Il y a une orthopraxie [le fait de suivre les préceptes d’une religion] croissante chez les jeunes catholiques, juifs et musulmans. Car ils ont envie d’avoir des repères. Ce qui semble donner raison à la fameuse phrase de Malraux : « Le XXIe siècle sera religieux ou ne sera pas ». Notre vieux modèle républicain va être fortement challengé par les convictions religieuses des jeunes.

Pourquoi remettent-ils en cause le système de représentativité à la française ?

Ils ont le sentiment que la République tourne à vide. L’Etat est considéré comme incapable d’agir sur le quotidien, sur le dérèglement climatique. Ils sont dans une logique de résultats qui les pousse à s’engager individuellement et à prôner une démocratie participative.

Leur défiance du pouvoir s’est nourrie aussi dans l’impression d’une inefficacité des précédents gouvernements. Que leur reprochent-ils ?

Ils ont des attentes fortes vis-à-vis du personnel politique : l’honnêteté, la fidélité au programme, de cohérence. Quand ces qualités font défaut, ils ressentent une forme de trahison. La confiance des jeunes a aussi été amoindrie par l’incapacité des gouvernements à transformer leur quotidien. C’est une crise du résultat qui leur fait penser que la solution ne viendra pas de la sphère politique. D’où leur sentiment de la vanité du vote.

Frédéric Dabi, directeur général de l'Ifop, le 15/09/2021.
Frédéric Dabi, directeur général de l'Ifop, le 15/09/2021. - O.Juszczak/20minutes

Un jeune sur deux estime que la violence peut permettre de faire avancer les choses. Cette tendance pourrait-elle s’accroître ?

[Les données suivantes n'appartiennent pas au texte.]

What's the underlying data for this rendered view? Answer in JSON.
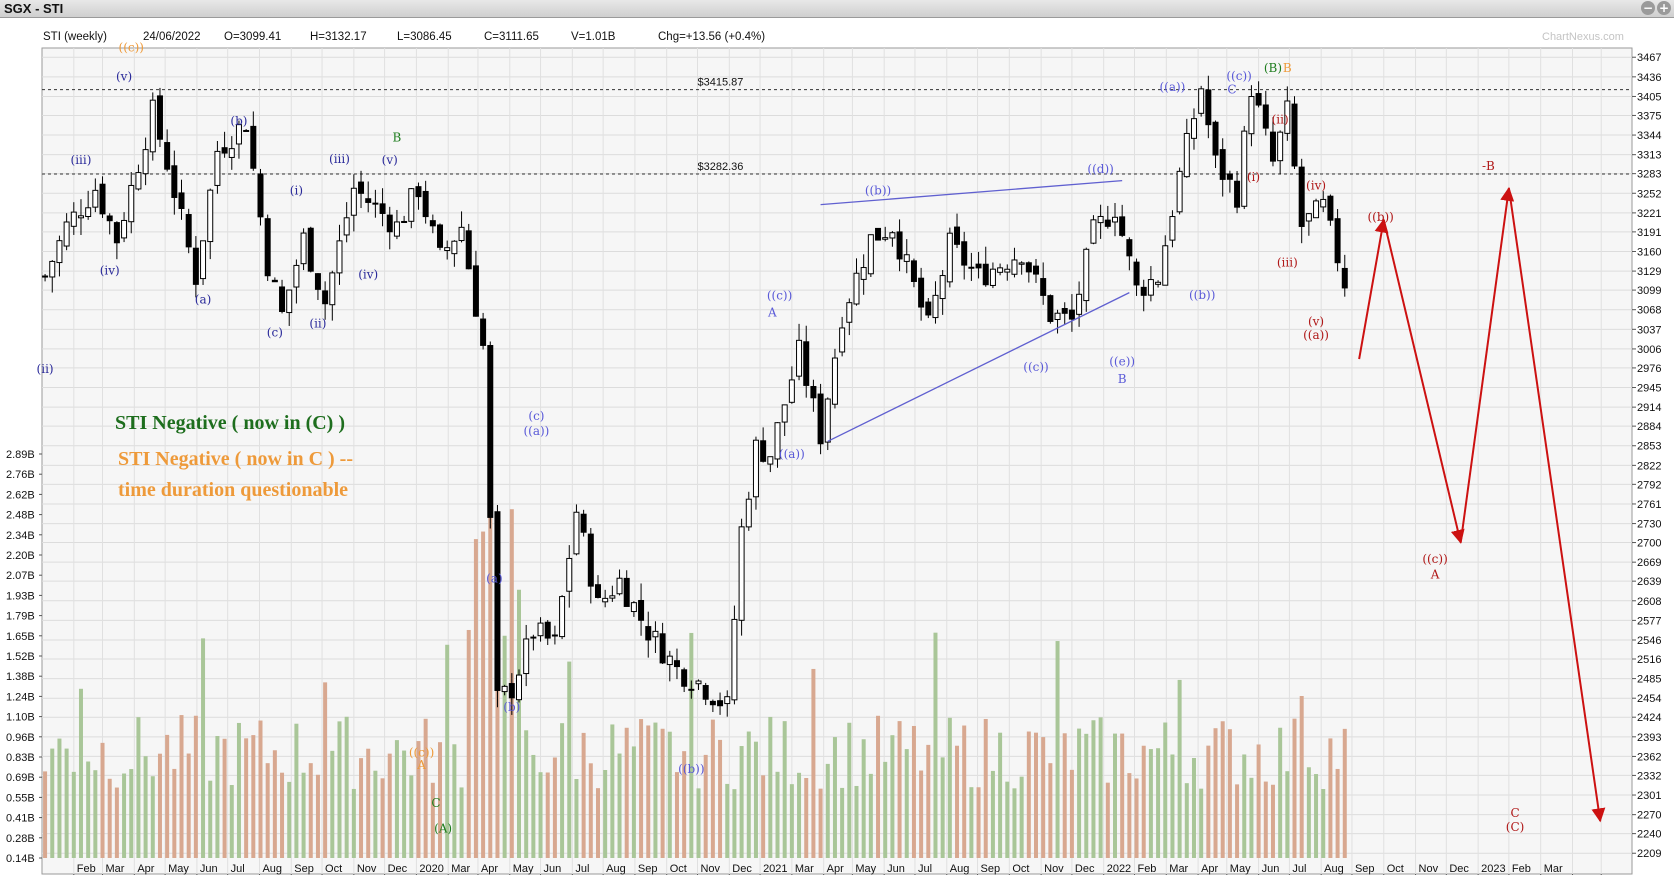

Cela reste un mode de mobilisation marginal, seulement 13 % des jeunes disent qu’ils ont commis des actes de désobéissance civile. C’est moins le reflet de la violence pour la violence que d’un sentiment de légitimité à agir par soi-même. Je ne pense pas que le recours à la violence explosera chez les plus jeunes dans les prochaines années, sauf si l’on continue à toujours remettre à demain ce que l’on pourrait faire aujourd’hui en matière d’environnement ou de lutte contre les inégalités.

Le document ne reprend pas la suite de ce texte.